Минуту Ватутин о чем-то размышлял, глядя куда-то в даль. Глотать холодную тушенку не хотелось, а на сердце было тяжело, как-то неспокойно.

– Что будет, когда рванет фура с взрывчаткой? – спросил он.

Стерн долго не отвечал. Он взял ложку, вытер ее носовым платком, отрезал кусок сохлого хлеба и начал есть. Ватутин повторил вопрос.

– Мы ведь договорились, что не будем касаться этой темы, – сказал Стерн. – Ну, всплывет в речке немного рыбы. Тебя это скребет?

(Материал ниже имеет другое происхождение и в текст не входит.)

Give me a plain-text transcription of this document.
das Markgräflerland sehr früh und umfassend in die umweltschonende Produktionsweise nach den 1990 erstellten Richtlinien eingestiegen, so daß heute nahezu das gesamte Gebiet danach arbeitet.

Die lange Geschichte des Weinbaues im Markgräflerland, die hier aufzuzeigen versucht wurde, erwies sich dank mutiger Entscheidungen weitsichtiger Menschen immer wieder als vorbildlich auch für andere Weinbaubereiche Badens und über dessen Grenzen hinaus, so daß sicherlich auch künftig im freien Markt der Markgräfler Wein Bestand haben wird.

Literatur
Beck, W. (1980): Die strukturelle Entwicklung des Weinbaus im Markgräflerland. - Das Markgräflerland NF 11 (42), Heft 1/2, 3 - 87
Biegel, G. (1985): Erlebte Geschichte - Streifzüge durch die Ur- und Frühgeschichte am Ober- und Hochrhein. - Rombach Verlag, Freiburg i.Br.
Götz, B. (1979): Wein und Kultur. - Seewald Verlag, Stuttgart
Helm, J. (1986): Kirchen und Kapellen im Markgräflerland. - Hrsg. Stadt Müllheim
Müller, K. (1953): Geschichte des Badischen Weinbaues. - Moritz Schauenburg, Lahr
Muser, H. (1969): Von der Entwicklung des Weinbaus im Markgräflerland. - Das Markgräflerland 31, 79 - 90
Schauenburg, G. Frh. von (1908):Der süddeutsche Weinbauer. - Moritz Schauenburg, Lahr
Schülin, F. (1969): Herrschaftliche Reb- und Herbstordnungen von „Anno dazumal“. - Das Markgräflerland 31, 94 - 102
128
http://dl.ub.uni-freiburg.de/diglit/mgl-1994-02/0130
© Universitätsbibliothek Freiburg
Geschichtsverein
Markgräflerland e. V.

– Мне плевать, – сказал Ватутин.

Подняв чайник, Стерн налил в кружку кипятка, бросил в воду пару кусков сахара. Встав, Ватутин подошел к двери, щелкнул выключателем. Под потолком вспыхнула лампочка в сто свечей. Он снова сел на стул, стал раскачиваться на задних ножках. Стерн попробовал тушенку, откусил хлеб и запил это дело сладким кипятком. Ватутин качался на стуле и смотрел в окно. Стерн наклонился над столом, утопил в банке с консервами ложку. Уже открыл рот. И тут раздался такой звук, будто на пол уронили стакан тонкого стекла. Стерн, не поняв, что случилось, поднял глаза и увидел, что Ватутин, задрав ноги кверху, полетел на пол. Стерн решил, что его молодой помощник доигрался, задние ножки стула подломились, и теперь он упал на пол и больно ударился задом. Глянув в окно, Стерн увидел все ту же унылую панораму двора: лужи, грязь, мокнущие под дождем грузовики. И дырку с неровными краями в треснувшем стекле. В следующую секунду он, упав на пол плашмя, растянулся на досках. Падая, смахнул рукой со столешницы пустую бутылку из-под пива. Посудина покатилась по полу. Стерн перевернулся на спину, вытянул руку, ухватил бутылку за горлышко. И запустил в лампу, горящую под потолком. Во все стороны разлетелись мелкие осколки стекла, свет погас. Стерн снова перевернулся на живот. Он подумал, что невидимый снайпер занял хорошую позицию за забором, замаскировался в ветвях деревьев. Когда в бытовке загорелся свет, тщательно прицелился и выстрелил, метя Ватутину в сердце. Выстрела не было слышно, только тихий звон пробитого пулей стекла. Значит, за Стерном пришли не менты, у которых нет на вооружении комплексов для бесшумной и беспламенной стрельбы с хорошей оптикой типа «Винтореза», нет простых СВД. Пришли контрразведчики из ФСБ. Стерн подполз к парню. Тот смотрел в потолок, моргал глазами, зажимая ладонью рану в левой части груди, выше сердца. Он, видимо, так и не понял, что же случилось. Пуля укусила его, сбросила со стула. Ватутин посмотрел на Стерна ясными осмысленными глазами.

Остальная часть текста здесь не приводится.